Zeitreisen
Ich habe kürzlich den Roman “Die Zeitmaschine” von H. G. Wells, aus dem Jahre 1895 gelesen. Das Thema Zeitreisen ist in der Science-Fiction Literatur und im Science-Fiction Film recht populär und mir ist beim Lesen aufgefallen, dass die einzelnen Werke recht unterschiedliche Vorstellungen davon haben, wie solche Reisen durch die Zeit charakterisiert sind.
Mein persönliches Interesse für das Thema startete ganz klar mit den Filmen “Zurück in die Zukunft”. Ich war noch realtiv jung, als die Teile zwei und drei in die deutschen Kinos kamen und die Möglichkeit, dass Veränderungen in der Vergangenheit die Gegenwart beeinflussen konnte, machte mir damals schon ziemliche Angst. Mehr als die meisten anderen Horrorfilme zumindest. Und so ist es nicht verwunderlich, dass die Trilogie zu meinen absoluten Lieblingsfilmen gehört.
Diese Klasse der Werke, zu der auch beispielsweise “Der Butterfly Effect”, gehört, sind von der Dramaturgik her sicherlich die überzeugendsten. Es kommt unglaubliche Spannung auf, wenn es darum geht, die Vergangenheit so gerade zu rücken, dass in der Gegenwart immer wieder alles normal ist. Kleinste Fehler könnten ein riesiges Chaos auslösen. Die Zeitreisen selber sind als Sprünge über Zeitspannen hinweg in eine andere Zeit realisiert.
Eine andere Klasse verfolgt eine für mich viel interessantere Theorie. Bei Douglas Adams’ “Per Anhalter ins All”, oder auch bei “Harry Potter” zum Beispiel, kann man mit Zeitreisen selber eigentlich nichts verändern. Wenn man aus der realen Gegenwart in die Vergangenheit fährt und dort etwas verändert, so war diese Veränderung auch schon in der realen Vergangenheit passiert und hatte somit Auswirkungen auf die reale Gegenwart. Kein Problem alles, also.

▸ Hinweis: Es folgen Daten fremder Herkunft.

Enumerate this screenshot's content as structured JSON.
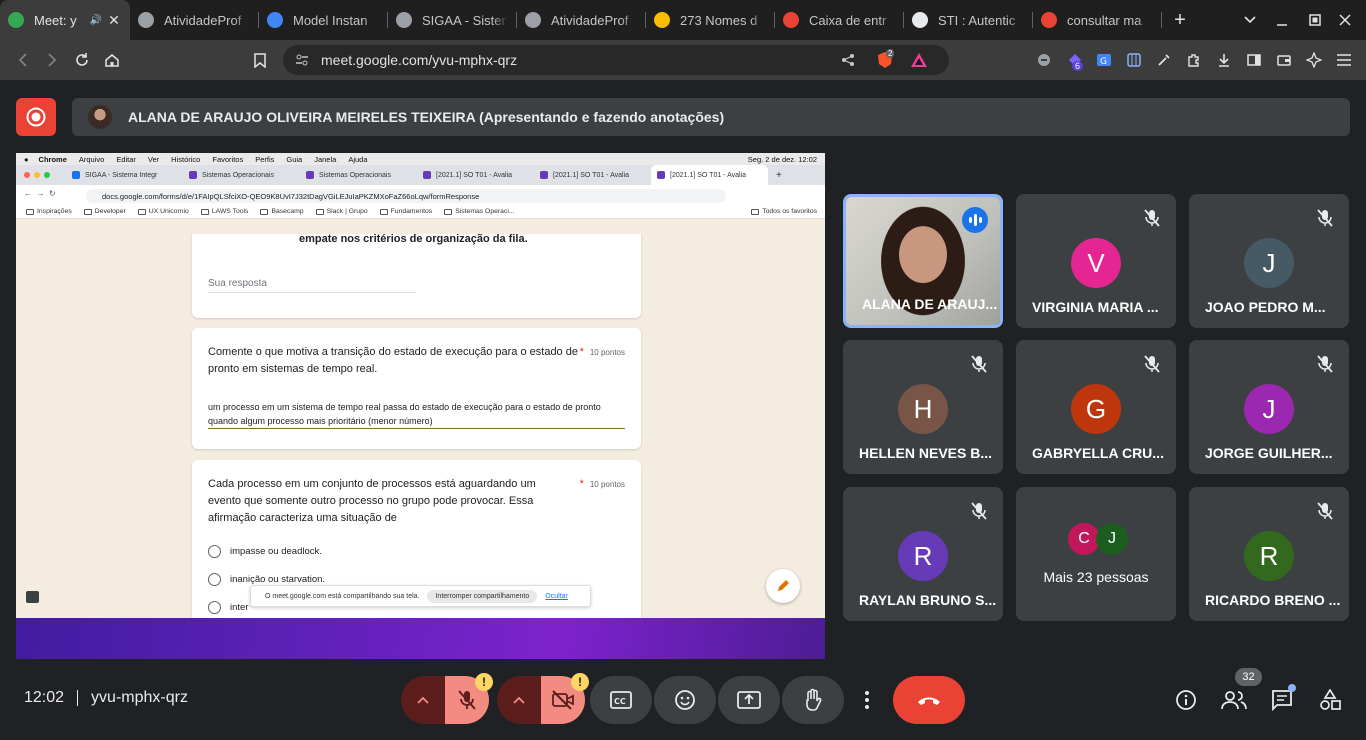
{
  "browser": {
    "tabs": [
      {
        "title": "Meet: y",
        "icon": "meet-icon",
        "active": true,
        "color": "#34a853"
      },
      {
        "title": "AtividadeProf",
        "icon": "globe-icon",
        "color": "#9aa0a6"
      },
      {
        "title": "Model Instan",
        "icon": "cube-icon",
        "color": "#4285f4"
      },
      {
        "title": "SIGAA - Sister",
        "icon": "globe-icon",
        "color": "#9aa0a6"
      },
      {
        "title": "AtividadeProf",
        "icon": "globe-icon",
        "color": "#9aa0a6"
      },
      {
        "title": "273 Nomes d",
        "icon": "bus-icon",
        "color": "#fbbc04"
      },
      {
        "title": "Caixa de entr",
        "icon": "gmail-icon",
        "color": "#ea4335"
      },
      {
        "title": "STI : Autentic",
        "icon": "sti-icon",
        "color": "#e8eaed"
      },
      {
        "title": "consultar ma",
        "icon": "red-circle-icon",
        "color": "#ea4335"
      }
    ],
    "url": "meet.google.com/yvu-mphx-qrz",
    "shield_count": "2",
    "extension_badge": "6"
  },
  "meet": {
    "presenter_banner": "ALANA DE ARAUJO OLIVEIRA MEIRELES TEIXEIRA (Apresentando e fazendo anotações)",
    "time": "12:02",
    "meeting_code": "yvu-mphx-qrz",
    "participant_count": "32",
    "colors": {
      "record": "#ea4335",
      "end_call": "#ea4335",
      "warning": "#fdd663",
      "speaking": "#8ab4f8"
    }
  },
  "shared_screen": {
    "mac_menu": [
      "Chrome",
      "Arquivo",
      "Editar",
      "Ver",
      "Histórico",
      "Favoritos",
      "Perfis",
      "Guia",
      "Janela",
      "Ajuda"
    ],
    "mac_clock": "Seg. 2 de dez.  12:02",
    "tabs": [
      {
        "title": "SIGAA - Sistema Integr",
        "color": "#1a73e8"
      },
      {
        "title": "Sistemas Operacionais",
        "color": "#673ab7"
      },
      {
        "title": "Sistemas Operacionais",
        "color": "#673ab7"
      },
      {
        "title": "[2021.1] SO T01 - Avalia",
        "color": "#673ab7"
      },
      {
        "title": "[2021.1] SO T01 - Avalia",
        "color": "#673ab7"
      },
      {
        "title": "[2021.1] SO T01 - Avalia",
        "color": "#673ab7"
      }
    ],
    "url": "docs.google.com/forms/d/e/1FAIpQLSfciXO-QEO9K8UvI7J32tDagVGiLEJuIaPKZMXoFaZ66oLqw/formResponse",
    "bookmarks": [
      "Inspirações",
      "Developer",
      "UX Unicornio",
      "LAWS Tools",
      "Basecamp",
      "Slack | Grupo",
      "Fundamentos",
      "Sistemas Operaci..."
    ],
    "all_bookmarks": "Todos os favoritos",
    "prev_question_tail": "empate nos critérios de organização da fila.",
    "prev_answer_placeholder": "Sua resposta",
    "q1": {
      "text": "Comente o que motiva a transição do estado de execução para o estado de pronto em sistemas de tempo real.",
      "points": "10 pontos",
      "answer": "um processo em um sistema de tempo real passa do estado de execução para o estado de pronto quando algum processo mais prioritário (menor número)"
    },
    "q2": {
      "text": "Cada processo em um conjunto de processos está aguardando um evento que somente outro processo no grupo pode provocar. Essa afirmação caracteriza uma situação de",
      "points": "10 pontos",
      "options": [
        "impasse ou deadlock.",
        "inanição ou starvation.",
        "inter"
      ]
    },
    "share_notice": "O meet.google.com está compartilhando sua tela.",
    "stop_sharing": "Interromper compartilhamento",
    "hide": "Ocultar"
  },
  "participants": [
    {
      "name": "ALANA DE ARAUJ...",
      "initial": "",
      "color": "",
      "video": true,
      "speaking": true
    },
    {
      "name": "VIRGINIA MARIA ...",
      "initial": "V",
      "color": "#e52592"
    },
    {
      "name": "JOAO PEDRO M...",
      "initial": "J",
      "color": "#455a64"
    },
    {
      "name": "HELLEN NEVES B...",
      "initial": "H",
      "color": "#795548"
    },
    {
      "name": "GABRYELLA CRU...",
      "initial": "G",
      "color": "#bf360c"
    },
    {
      "name": "JORGE GUILHER...",
      "initial": "J",
      "color": "#9c27b0"
    },
    {
      "name": "RAYLAN BRUNO S...",
      "initial": "R",
      "color": "#673ab7"
    },
    {
      "name": "RICARDO BRENO ...",
      "initial": "R",
      "color": "#33691e"
    }
  ],
  "more_people": {
    "label": "Mais 23 pessoas",
    "initials": [
      "C",
      "J"
    ],
    "colors": [
      "#c2185b",
      "#1b5e20"
    ]
  }
}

In “Die Zeitmaschine” wird die Zeitreise als Bewegung auf der Achse der vierten Dimension gesehen, also schon eine Spur wissenschaftlicher. Der Raum in dem wir uns befinden ist dreidimensional, hinzu kommt also noch die Zeit. Wenn man sich im Raum fortbewegen will, so kann man dies nur stetig, man kann also nichts überspringen. Wenn jemand beispielsweise von Punkt A nach Punkt B geht, und man eine Linie des Weges nachzeichnen würde, so ist diese Linie zwischen A und B nicht unterbrochen. Genauso handhabt Wells es mit der Zeit. Um ins Jahre 802701 zu gelangen, muss der Zeitreisende alle Zeiten von jetzt bis dahin durchwandern. Es kommt mir aber so vor, als ob man sich bei Wells nicht selber in verschiedenen Zeiten begegnen kann. Das klingt zwar im ersten Moment plausibel, ist aber für mich ein klarer Denkfehler. Man existiert in der vierdimensionalen Raumzeit nämlich nicht als Punkt, sondern als Linie. Also eindimensional. Wenn alles nur als Punkt existieren würde, hätte das zur Folge, dass es eine fünfte Dimension geben müsse.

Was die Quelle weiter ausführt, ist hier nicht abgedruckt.